Instrumentendecreet regelt planschade

Het instrumentendecreet regelt onder meer dat eigenaars een correcte vergoeding ontvangen als hun grond aan waarde verliest door een planningsinitiatief van de overheid. Bijvoorbeeld als bouwgrond omgezet wordt naar natuur. Landcommissies zullen die vergoeding bepalen. Die “planschade” is gebaseerd op de venale waarde. Het Vlaams Parlement geeft aan de landcommissies enkele richtlijnen mee, die het kader vormen voor de berekening.

Vandaag wordt de planschade niet automatisch toegekend, en bedraagt die maximaal 80 procent van de verwervingswaarde. Een manier om het draagvlak voor de bouwshift te vergroten, is ervoor te zorgen dat eigenaars een billijke vergoeding krijgen.
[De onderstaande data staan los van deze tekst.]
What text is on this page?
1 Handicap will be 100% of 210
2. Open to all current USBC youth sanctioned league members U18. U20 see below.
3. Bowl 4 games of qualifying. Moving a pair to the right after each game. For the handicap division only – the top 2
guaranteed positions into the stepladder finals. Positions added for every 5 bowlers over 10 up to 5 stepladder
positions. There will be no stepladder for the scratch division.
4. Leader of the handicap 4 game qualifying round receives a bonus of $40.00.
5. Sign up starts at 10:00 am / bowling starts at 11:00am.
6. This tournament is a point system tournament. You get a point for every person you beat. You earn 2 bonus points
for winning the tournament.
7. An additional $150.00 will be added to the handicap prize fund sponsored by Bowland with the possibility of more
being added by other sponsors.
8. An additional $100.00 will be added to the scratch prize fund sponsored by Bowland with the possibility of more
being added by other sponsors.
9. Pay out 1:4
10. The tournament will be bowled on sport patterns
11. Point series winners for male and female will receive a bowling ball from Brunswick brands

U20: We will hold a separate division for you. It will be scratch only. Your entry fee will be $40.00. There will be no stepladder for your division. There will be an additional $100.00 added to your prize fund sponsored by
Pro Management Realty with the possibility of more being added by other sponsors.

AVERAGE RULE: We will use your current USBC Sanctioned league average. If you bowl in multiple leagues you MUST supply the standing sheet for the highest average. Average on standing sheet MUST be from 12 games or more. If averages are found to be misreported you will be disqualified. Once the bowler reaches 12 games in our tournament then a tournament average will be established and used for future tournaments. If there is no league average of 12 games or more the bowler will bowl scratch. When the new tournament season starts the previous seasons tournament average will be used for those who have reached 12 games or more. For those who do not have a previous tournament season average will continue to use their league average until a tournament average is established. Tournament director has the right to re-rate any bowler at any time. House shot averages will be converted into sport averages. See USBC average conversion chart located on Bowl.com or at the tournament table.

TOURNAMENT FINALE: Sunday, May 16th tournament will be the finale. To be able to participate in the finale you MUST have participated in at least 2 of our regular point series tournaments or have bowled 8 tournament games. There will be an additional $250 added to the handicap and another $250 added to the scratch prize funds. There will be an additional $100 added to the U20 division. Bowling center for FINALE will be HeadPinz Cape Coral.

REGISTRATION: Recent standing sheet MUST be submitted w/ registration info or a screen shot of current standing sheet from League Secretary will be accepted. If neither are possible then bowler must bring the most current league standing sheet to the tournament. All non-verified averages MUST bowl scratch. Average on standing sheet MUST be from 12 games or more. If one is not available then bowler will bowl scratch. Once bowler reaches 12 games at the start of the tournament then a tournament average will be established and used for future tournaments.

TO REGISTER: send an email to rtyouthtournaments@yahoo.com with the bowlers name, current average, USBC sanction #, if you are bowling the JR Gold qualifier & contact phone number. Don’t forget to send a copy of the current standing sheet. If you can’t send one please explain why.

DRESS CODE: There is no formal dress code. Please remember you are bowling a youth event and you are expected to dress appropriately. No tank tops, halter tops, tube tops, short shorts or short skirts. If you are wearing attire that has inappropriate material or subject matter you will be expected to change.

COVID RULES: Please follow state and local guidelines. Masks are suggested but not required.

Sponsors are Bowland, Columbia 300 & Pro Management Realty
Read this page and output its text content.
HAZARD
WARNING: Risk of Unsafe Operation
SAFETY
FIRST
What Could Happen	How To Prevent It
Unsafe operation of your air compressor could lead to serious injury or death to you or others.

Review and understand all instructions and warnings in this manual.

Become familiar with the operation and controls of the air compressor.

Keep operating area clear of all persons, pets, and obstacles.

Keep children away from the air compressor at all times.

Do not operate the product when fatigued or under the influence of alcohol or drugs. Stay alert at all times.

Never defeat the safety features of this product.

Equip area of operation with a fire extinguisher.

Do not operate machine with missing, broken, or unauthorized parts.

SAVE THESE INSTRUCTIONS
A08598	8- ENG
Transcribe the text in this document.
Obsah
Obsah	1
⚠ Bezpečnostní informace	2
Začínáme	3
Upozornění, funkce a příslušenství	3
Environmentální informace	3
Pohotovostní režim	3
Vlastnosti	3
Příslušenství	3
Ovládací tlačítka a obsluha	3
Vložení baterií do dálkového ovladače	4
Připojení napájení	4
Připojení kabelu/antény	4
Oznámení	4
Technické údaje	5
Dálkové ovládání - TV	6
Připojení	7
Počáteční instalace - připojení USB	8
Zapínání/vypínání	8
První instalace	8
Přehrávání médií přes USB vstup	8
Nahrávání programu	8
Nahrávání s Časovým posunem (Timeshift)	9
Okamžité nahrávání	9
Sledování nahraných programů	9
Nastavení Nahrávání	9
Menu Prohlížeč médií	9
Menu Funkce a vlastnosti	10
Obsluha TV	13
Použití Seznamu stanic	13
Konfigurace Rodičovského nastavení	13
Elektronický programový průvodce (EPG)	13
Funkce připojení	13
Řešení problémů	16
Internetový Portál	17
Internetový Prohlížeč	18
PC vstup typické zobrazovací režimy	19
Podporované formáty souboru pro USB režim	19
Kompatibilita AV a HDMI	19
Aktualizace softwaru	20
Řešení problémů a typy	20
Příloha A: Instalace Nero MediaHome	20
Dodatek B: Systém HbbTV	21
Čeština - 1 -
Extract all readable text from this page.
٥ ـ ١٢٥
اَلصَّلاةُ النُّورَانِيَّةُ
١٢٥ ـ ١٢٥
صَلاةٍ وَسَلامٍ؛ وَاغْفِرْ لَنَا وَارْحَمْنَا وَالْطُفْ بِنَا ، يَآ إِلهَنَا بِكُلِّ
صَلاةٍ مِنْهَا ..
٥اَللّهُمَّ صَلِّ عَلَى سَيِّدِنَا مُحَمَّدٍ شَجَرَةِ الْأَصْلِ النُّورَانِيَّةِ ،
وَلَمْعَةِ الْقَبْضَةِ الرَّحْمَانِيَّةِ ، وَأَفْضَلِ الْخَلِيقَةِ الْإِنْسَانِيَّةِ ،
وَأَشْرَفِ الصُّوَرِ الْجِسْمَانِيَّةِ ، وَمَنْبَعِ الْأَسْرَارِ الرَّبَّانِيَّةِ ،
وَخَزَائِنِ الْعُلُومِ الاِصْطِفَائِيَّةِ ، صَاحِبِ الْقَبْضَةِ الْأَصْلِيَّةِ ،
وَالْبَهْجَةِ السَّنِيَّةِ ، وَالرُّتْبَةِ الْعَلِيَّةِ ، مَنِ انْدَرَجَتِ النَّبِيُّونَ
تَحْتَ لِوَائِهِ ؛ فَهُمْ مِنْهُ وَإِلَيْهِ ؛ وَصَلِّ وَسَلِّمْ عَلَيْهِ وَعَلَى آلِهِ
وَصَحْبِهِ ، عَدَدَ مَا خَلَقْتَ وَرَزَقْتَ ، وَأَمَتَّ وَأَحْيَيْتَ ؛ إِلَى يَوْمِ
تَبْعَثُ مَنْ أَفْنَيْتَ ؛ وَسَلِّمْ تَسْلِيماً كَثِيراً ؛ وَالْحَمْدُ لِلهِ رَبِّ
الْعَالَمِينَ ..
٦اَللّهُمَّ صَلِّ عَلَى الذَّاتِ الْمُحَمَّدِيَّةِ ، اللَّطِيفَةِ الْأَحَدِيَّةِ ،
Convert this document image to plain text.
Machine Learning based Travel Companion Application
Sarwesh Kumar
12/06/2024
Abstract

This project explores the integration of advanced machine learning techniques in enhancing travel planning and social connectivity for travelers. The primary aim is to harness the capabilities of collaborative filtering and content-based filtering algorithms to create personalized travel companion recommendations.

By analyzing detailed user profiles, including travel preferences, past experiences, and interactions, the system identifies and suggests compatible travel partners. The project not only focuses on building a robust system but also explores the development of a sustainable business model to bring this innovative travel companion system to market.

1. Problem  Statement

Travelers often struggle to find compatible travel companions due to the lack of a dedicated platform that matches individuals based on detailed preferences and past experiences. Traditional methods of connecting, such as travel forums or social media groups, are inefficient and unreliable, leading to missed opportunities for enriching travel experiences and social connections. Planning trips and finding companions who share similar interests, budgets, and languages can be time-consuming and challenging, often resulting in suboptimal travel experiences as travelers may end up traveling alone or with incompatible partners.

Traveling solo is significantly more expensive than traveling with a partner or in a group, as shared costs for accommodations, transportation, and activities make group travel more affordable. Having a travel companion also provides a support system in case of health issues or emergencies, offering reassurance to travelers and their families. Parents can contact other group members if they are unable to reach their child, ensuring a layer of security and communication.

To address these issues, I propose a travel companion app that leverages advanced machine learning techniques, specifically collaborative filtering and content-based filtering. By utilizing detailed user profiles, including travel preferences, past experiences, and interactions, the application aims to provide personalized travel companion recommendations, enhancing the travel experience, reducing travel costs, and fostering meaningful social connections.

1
Eigenaars ervaren de huidige regeling als niet correct, wat steevast leidt tot rechtszaken en planningsinitiatieven bemoeilijkt.

Kritiek vanuit lokale besturen

De Vlaamse Regering keurde – in uitvoering van het Vlaams egeerakkoord – een ontwerp van instrumentendecreet goed en diende dit in bij het Vlaams Parlement op 24 januari 2020. De commissie Leefmilieu van het Vlaams Parlement hield over het ontwerp van Instrumentendecreet twee hoorzittingen op 18 en 19 februari. Zowel tijdens de hoorzittingen als vanuit de lokale besturen werd kritiek gegeven op een aantal keuzes en nieuwe instrumenten.

Meteen lieten de drie meerderheidspartijen weten oor te hebben naar sommige opmerkingen en werd intensief overleg opgestart om gedragen bijsturingen aan het instrumentendecreet door te voeren.

Geen rem op bouwshift

De invoering van een planbatenheffing bij verdichtingsplannen (ruimtelijke uitvoeringsplannen, RUP) wordt geschrapt. Planbaten of beter een heffing hierop zal ook in de toekomst, zoals vandaag, enkel verschuldigd zijn als door een RUP een effectieve bestemmingswijziging wordt doorgevoerd die een meerwaarde creëert, bijvoorbeeld van “gemeenschapsvoorzieningen” naar “wonen”. Ook hier treden de landcommissies op en wordt de hoogte van de heffing meer in evenwicht gebracht met zijn tegenhanger “de planschade”. De idee om planbaten te laten betalen als er bijvoorbeeld meer verdiepingen mogen gebouwd worden of aan een hogere dichtheid wooneenheden, werd als te complex beoordeeld en kan een rem zijn op de “bouwshift” en verdichtings- en inbreidingsprojecten in woonkernen. Daarom wordt het idee losgelaten. Het systeem dat lokale besturen op maat lasten kunnen verbinden aan concrete projecten in het kader van de vergunningverlening blijft behouden.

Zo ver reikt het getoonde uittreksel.